Dr. Brooks Blevins will speak at the Mabee-Simpson Library about new Book April 2

Dr.    Brooks Blevins, ’92, will speak at the Mabee-Simpson Library at noon April 2 about his latest book, Ghost of the Ozarks: Murder and Memory in the Upland South.  A brown bag lunch will be provided.

The book is about the 1929 murder of drifter Connie Franklin and the rape of his teenaged fianceé in Stone County. The ensuing arrest of five local men for both crimes and the confusion and superstition surrounding the trial and conviction gave Stone County a dubious and short-lived notoriety.

Closely examining how the story and its regional setting were interpreted by the media, Blevins recounts the gripping events of the murder    investigation and trial, where a man claiming to be the murder victim, the “ghost” of the Ozarks, appeared to testify. Local conditions in Stone County, which had no electricity and only one long-distance telephone line, frustrated the dozen or more reporters who found their way to the    rural Ozarks, and the developments following the arrests often prompted reporters’ caricatures of the region: accusations of imposture and    insanity, revelations of hidden pasts and assumed names, and threats of widespread violence.

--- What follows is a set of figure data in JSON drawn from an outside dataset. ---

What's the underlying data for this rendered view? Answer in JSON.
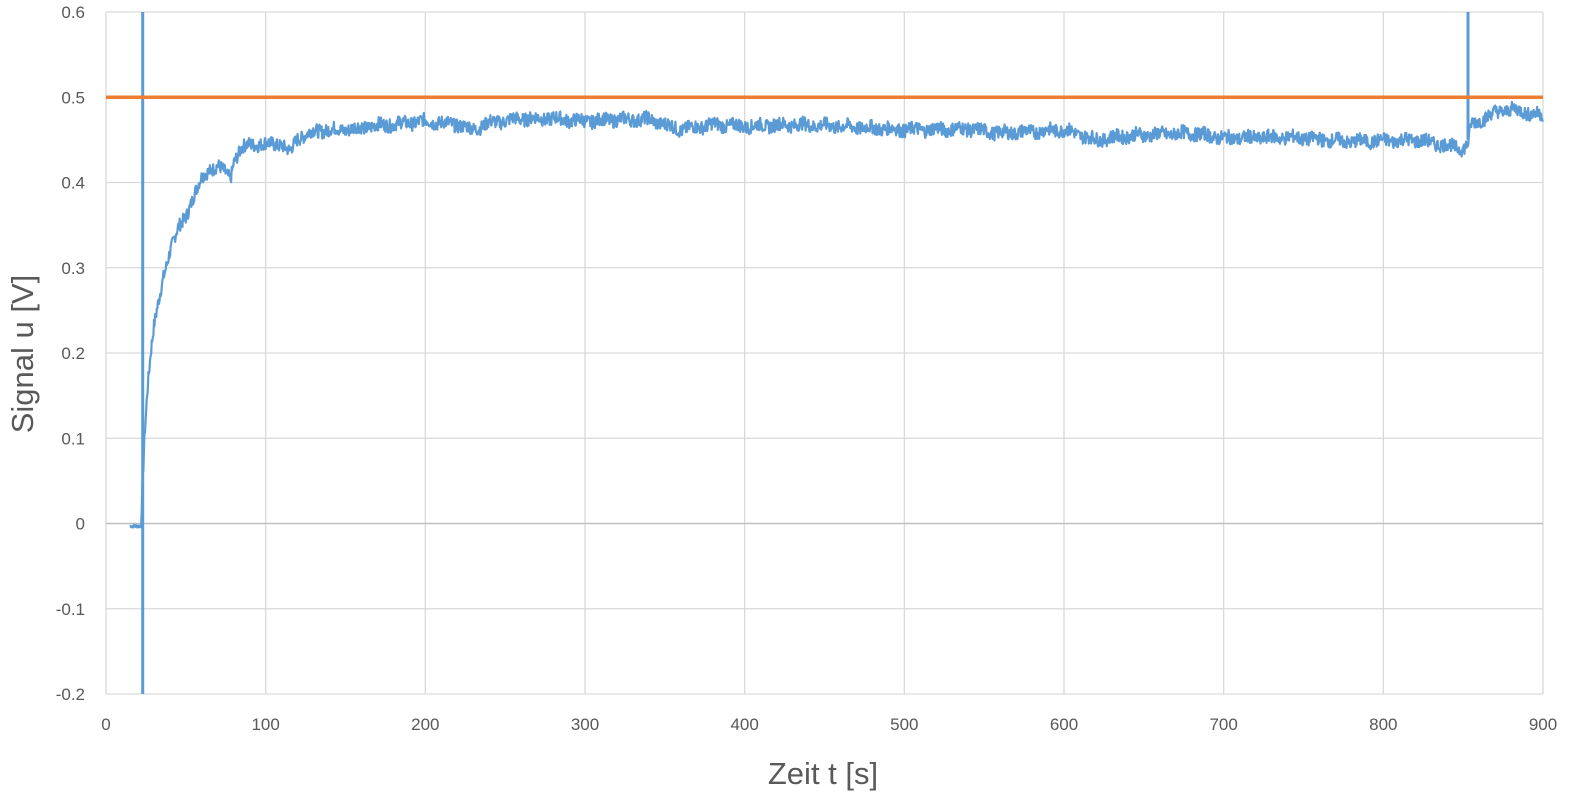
{
  "chart_data": {
    "type": "line",
    "title": "",
    "xlabel": "Zeit t [s]",
    "ylabel": "Signal u [V]",
    "xlim": [
      0,
      900
    ],
    "ylim": [
      -0.2,
      0.6
    ],
    "x_ticks": [
      "0",
      "100",
      "200",
      "300",
      "400",
      "500",
      "600",
      "700",
      "800",
      "900"
    ],
    "y_ticks": [
      "0.6",
      "0.5",
      "0.4",
      "0.3",
      "0.2",
      "0.1",
      "0",
      "-0.1",
      "-0.2"
    ],
    "grid": true,
    "legend": "none",
    "series": [
      {
        "color": "#5b9bd5",
        "style": "noisy measurement trace",
        "x": [
          15,
          22,
          23,
          24,
          26,
          28,
          30,
          33,
          36,
          40,
          45,
          50,
          55,
          60,
          65,
          70,
          75,
          78,
          80,
          85,
          90,
          100,
          110,
          115,
          120,
          130,
          140,
          150,
          170,
          190,
          200,
          220,
          230,
          240,
          260,
          280,
          300,
          320,
          340,
          360,
          380,
          400,
          430,
          460,
          500,
          540,
          560,
          600,
          620,
          640,
          680,
          700,
          740,
          780,
          820,
          850,
          853,
          855,
          870,
          880,
          900
        ],
        "values": [
          -0.003,
          -0.003,
          0.05,
          0.1,
          0.16,
          0.2,
          0.23,
          0.26,
          0.29,
          0.32,
          0.345,
          0.36,
          0.385,
          0.405,
          0.415,
          0.42,
          0.41,
          0.405,
          0.425,
          0.44,
          0.445,
          0.445,
          0.445,
          0.435,
          0.452,
          0.46,
          0.462,
          0.462,
          0.467,
          0.47,
          0.472,
          0.468,
          0.462,
          0.47,
          0.475,
          0.475,
          0.472,
          0.474,
          0.474,
          0.462,
          0.468,
          0.466,
          0.468,
          0.466,
          0.462,
          0.463,
          0.458,
          0.462,
          0.45,
          0.455,
          0.458,
          0.452,
          0.453,
          0.448,
          0.45,
          0.44,
          0.445,
          0.468,
          0.482,
          0.486,
          0.478
        ]
      },
      {
        "color": "#5b9bd5",
        "style": "vertical marker",
        "x": [
          23,
          23
        ],
        "values": [
          -0.2,
          0.6
        ]
      },
      {
        "color": "#5b9bd5",
        "style": "vertical marker",
        "x": [
          853,
          853
        ],
        "values": [
          0.45,
          0.6
        ]
      },
      {
        "color": "#ed7d31",
        "style": "reference line",
        "x": [
          0,
          900
        ],
        "values": [
          0.5,
          0.5
        ]
      }
    ]
  }
}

Blevins, a native of the Ozarks, is the Noel Boyd Professor of Ozarks Studies at Missouri State University. His other books include Arkansas/Arkansaw: How Bear    Hunters, Hillbillies, and Good Ol’ Boys Defined a State; Hill Folks: A History of Arkansas Ozarkers and Their Image; and Lyon College 1872-2002: The Perseverance and Promise of an Arkansas College.